As an impatient patient, it can be frustrating. My current doctor—a really good one—has told me repeatedly that it actually takes a lot longer than four or six weeks to get the full payoff from an antidepressant. More like six months. He says there is research to prove it.
It’s been a little less than six months since he put me on a combination of Cymbalta and Abilify, a really expensive, but in my case effective, add-on drug. The new drugs actually started helping a severe bout with depression fairly quickly. But on my last visit to the doctor, I expressed frustration that I was still suffering from depressive symptoms. The doc gave me an analogy I could understand. When a baseball player has to have shoulder surgery, getting to 80 percent healthy happens pretty quickly.

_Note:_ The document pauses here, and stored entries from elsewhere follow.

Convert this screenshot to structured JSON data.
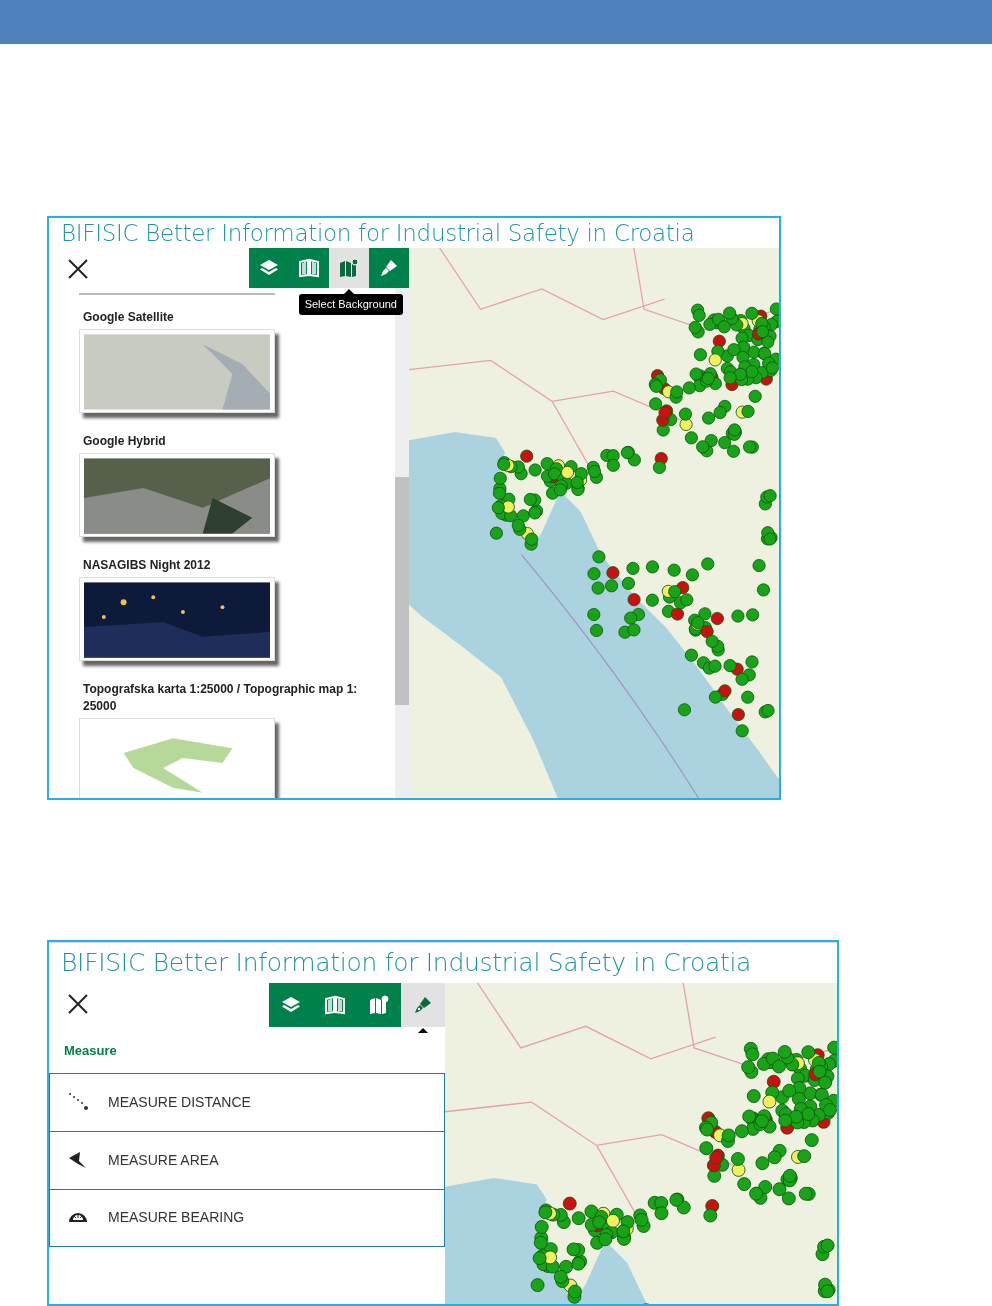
{
  "screenshots": [
    {
      "title": "BIFISIC Better Information for Industrial Safety in Croatia",
      "toolbar": [
        {
          "kind": "layers",
          "selected": false
        },
        {
          "kind": "book",
          "selected": false
        },
        {
          "kind": "map",
          "selected": true
        },
        {
          "kind": "pen",
          "selected": false
        }
      ],
      "tooltip": "Select Background",
      "panel": {
        "kind": "backgrounds",
        "items": [
          {
            "label": "Google Satellite",
            "kind": "unavailable"
          },
          {
            "label": "Google Hybrid",
            "kind": "satellite"
          },
          {
            "label": "NASAGIBS Night 2012",
            "kind": "night"
          },
          {
            "label": "Topografska karta 1:25000 / Topographic map 1: 25000",
            "kind": "topographic"
          }
        ]
      }
    },
    {
      "title": "BIFISIC Better Information for Industrial Safety in Croatia",
      "toolbar": [
        {
          "kind": "layers",
          "selected": false
        },
        {
          "kind": "book",
          "selected": false
        },
        {
          "kind": "map",
          "selected": false
        },
        {
          "kind": "pen",
          "selected": true
        }
      ],
      "panel": {
        "kind": "measure",
        "heading": "Measure",
        "items": [
          {
            "label": "MEASURE DISTANCE",
            "kind": "distance"
          },
          {
            "label": "MEASURE AREA",
            "kind": "area"
          },
          {
            "label": "MEASURE BEARING",
            "kind": "bearing"
          }
        ]
      }
    }
  ]
}
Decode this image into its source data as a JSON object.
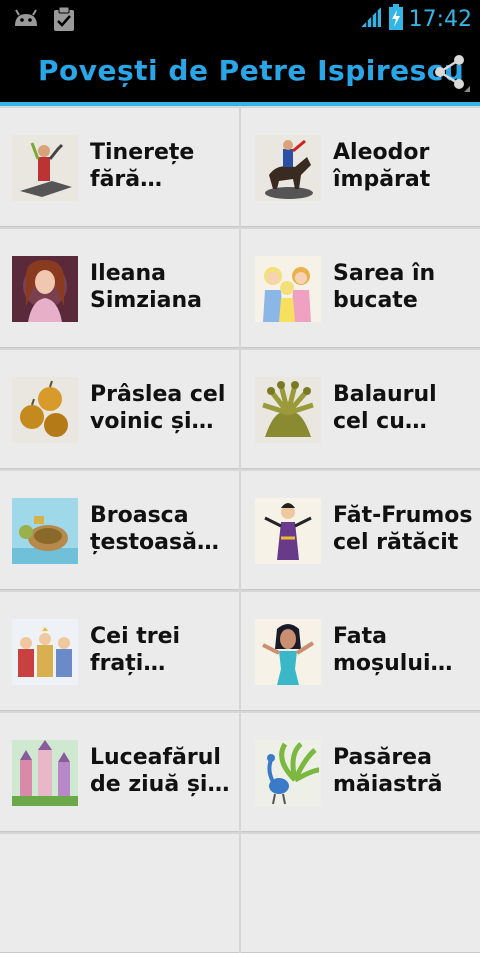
{
  "status_bar": {
    "time": "17:42",
    "icons": [
      "android-icon",
      "clipboard-check-icon",
      "signal-icon",
      "battery-charging-icon"
    ],
    "clock_color": "#33b5e5"
  },
  "action_bar": {
    "title": "Povești de Petre Ispirescu",
    "title_color": "#29a6e8",
    "share_icon": "share-icon",
    "underline_color": "#33b5e5"
  },
  "stories": [
    {
      "title": "Tinerețe fără bătrânețe și viață fără de moarte",
      "thumb": "warrior-statue"
    },
    {
      "title": "Aleodor împărat",
      "thumb": "horse-rider"
    },
    {
      "title": "Ileana Simziana",
      "thumb": "lady-portrait"
    },
    {
      "title": "Sarea în bucate",
      "thumb": "princesses"
    },
    {
      "title": "Prâslea cel voinic și merele de aur",
      "thumb": "golden-apples"
    },
    {
      "title": "Balaurul cel cu șapte capete",
      "thumb": "dragon"
    },
    {
      "title": "Broasca țestoasă cea fermecată",
      "thumb": "turtle"
    },
    {
      "title": "Făt-Frumos cel rătăcit",
      "thumb": "prince-cartoon"
    },
    {
      "title": "Cei trei frați împărați",
      "thumb": "three-brothers"
    },
    {
      "title": "Fata moșului cea cuminte",
      "thumb": "girl-cartoon"
    },
    {
      "title": "Luceafărul de ziuă și luceafărul de noapte",
      "thumb": "castle"
    },
    {
      "title": "Pasărea măiastră",
      "thumb": "peacock"
    }
  ]
}
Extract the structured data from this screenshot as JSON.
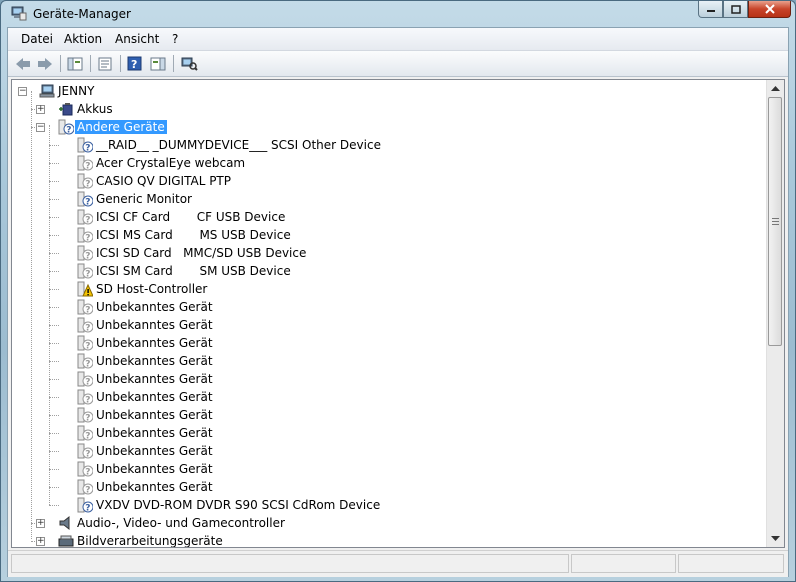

It’s that last 20 percent that takes the most time.
And that’s about where I feel right now. About 80 percent.
When Your Antidepressant No Longer Works
Another thing I’ve learned through treatment and reading is that, over time, a particular drug may lose its effectiveness. They call it serotonin “poop out.” In other words, a drug can lose its effectiveness over time. That’s why depressed patients so often change drugs.
My advice? If you have been on one drug for years and you still feel depressed or your depression worsens, talk to your doctor about whether a change in antidepressant medication might be right for you. You don’t want to poop out when you’re already fighting a tough battle.